Wpis z mikrobloga

Wiem, że pewnie większość z was zleje ten wpis jako nic nie wnoszące pitolenie i w sumie nie wiem jak wielu z was cokolwiek z tego zrozumie, ale do rzeczy.

Jestem księgową, taką księgową z powołania - cyferki to moje życie. Wiem dużo i chętnie się swoją wiedzą dziele. Księguje różne firmy - od takich malutkich jednoosobowych bo wielkie korporacje zagraniczne. I serio krew mnie zalewa jakie ludzie mają podejście. Po pierwsze do naszej pracy jako takiej, jak i do samej księgowości.
Wszystkim, którym się wydaje, że czepiamy się o wszystko, a jesteśmy jedynie kontaktem z urzędem skarbowym (serio większość ludzi tak myśli) chciałabym uświadomić, że większość księgowych jakich znam, swoją pracą chcą pomóc w prowadzeniu biznesu.
Główną i najważniejszą naszą funkcją jest funkcja informacyjna.

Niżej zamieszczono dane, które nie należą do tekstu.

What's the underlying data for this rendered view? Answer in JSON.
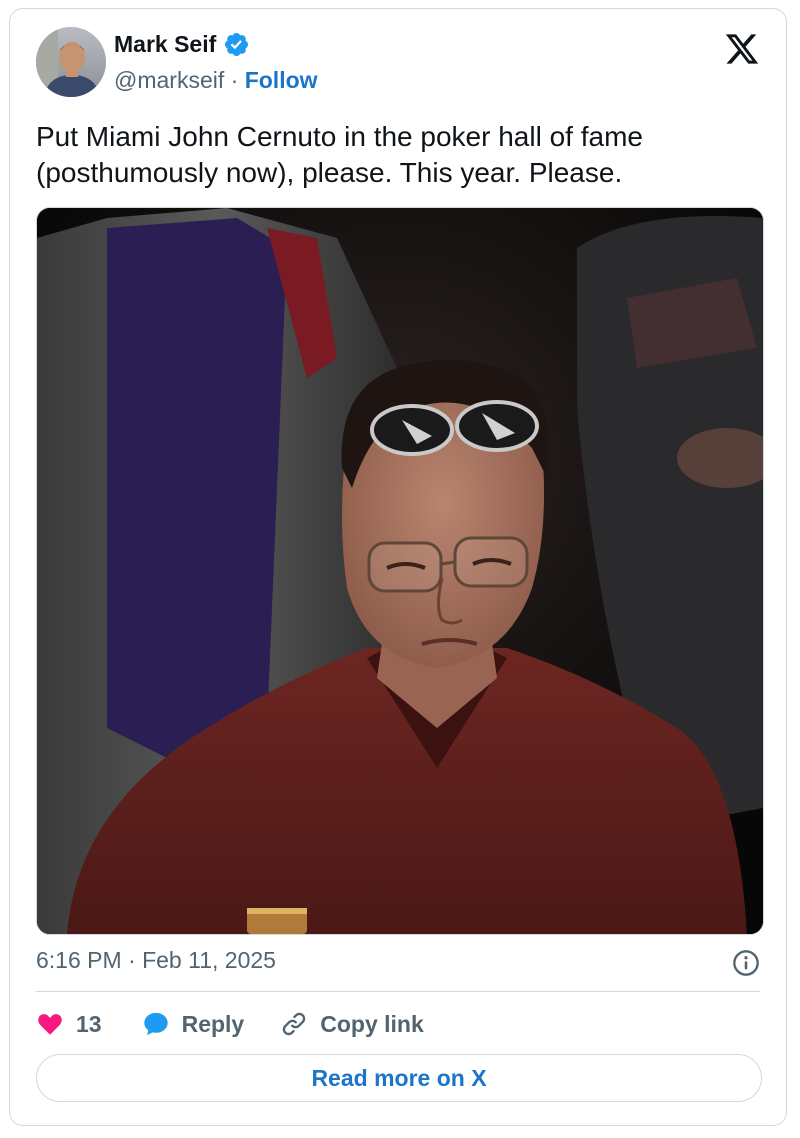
{
  "author": {
    "name": "Mark Seif",
    "handle": "@markseif",
    "separator": "·",
    "follow_label": "Follow",
    "verified": true
  },
  "tweet": {
    "text": "Put Miami John Cernuto in the poker hall of fame (posthumously now), please. This year. Please.",
    "timestamp": "6:16 PM · Feb 11, 2025"
  },
  "actions": {
    "like_count": "13",
    "reply_label": "Reply",
    "copy_link_label": "Copy link"
  },
  "read_more_label": "Read more on X",
  "colors": {
    "accent": "#1d75c9",
    "verified": "#1d9bf0",
    "like": "#f91880",
    "reply_icon": "#1d9bf0",
    "muted": "#536471",
    "border": "#cfd9de"
  },
  "icons": [
    "x-logo-icon",
    "verified-badge-icon",
    "info-icon",
    "heart-icon",
    "reply-bubble-icon",
    "link-icon"
  ]
}
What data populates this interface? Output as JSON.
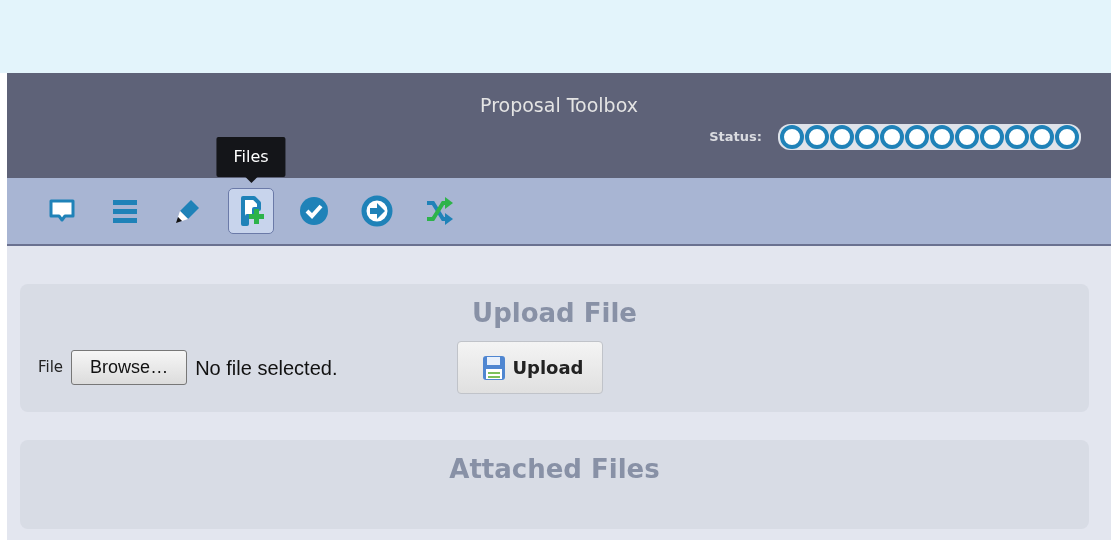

Poprawnie zaksięgowana firma, która posiada wszelkie możliwe informacje jest w stanie dać wam wszelkie wykresy, wskaźniki, absolutnie wszystko co potrzebujecie do prowadzenia biznesu oraz do przewidywania przyszłych zdarzeń.
Nic mnie bardziej nie wkurza niż wieczne narzekania klientów "a na co Pani ta faktura, a doślę później, a po co robić ewidencję przebiegu pojazdów itp. itd."
Moi drodzy prawo jakie mamy jest #!$%@?, zawiłe, niezrozumiałe i zbyt dynamicznie zmieniające się nawet dla ludzi, którzy siedzą w tym na co dzień, ale jest to konsekwencja tego jacy są ludzie (nie generalizuję, że wiąże się to z narodowością). Lubimy szukać luk prawnych, kręcić, mataczyć, mijać się z prawdą co w konsekwencji daje coraz bardziej zawiłe prawo podatkowe żeby ukrócić działanie ludzi nieuczciwych. Niestety po dupach dostajemy my wszyscy - uczciwi przede wszystkim.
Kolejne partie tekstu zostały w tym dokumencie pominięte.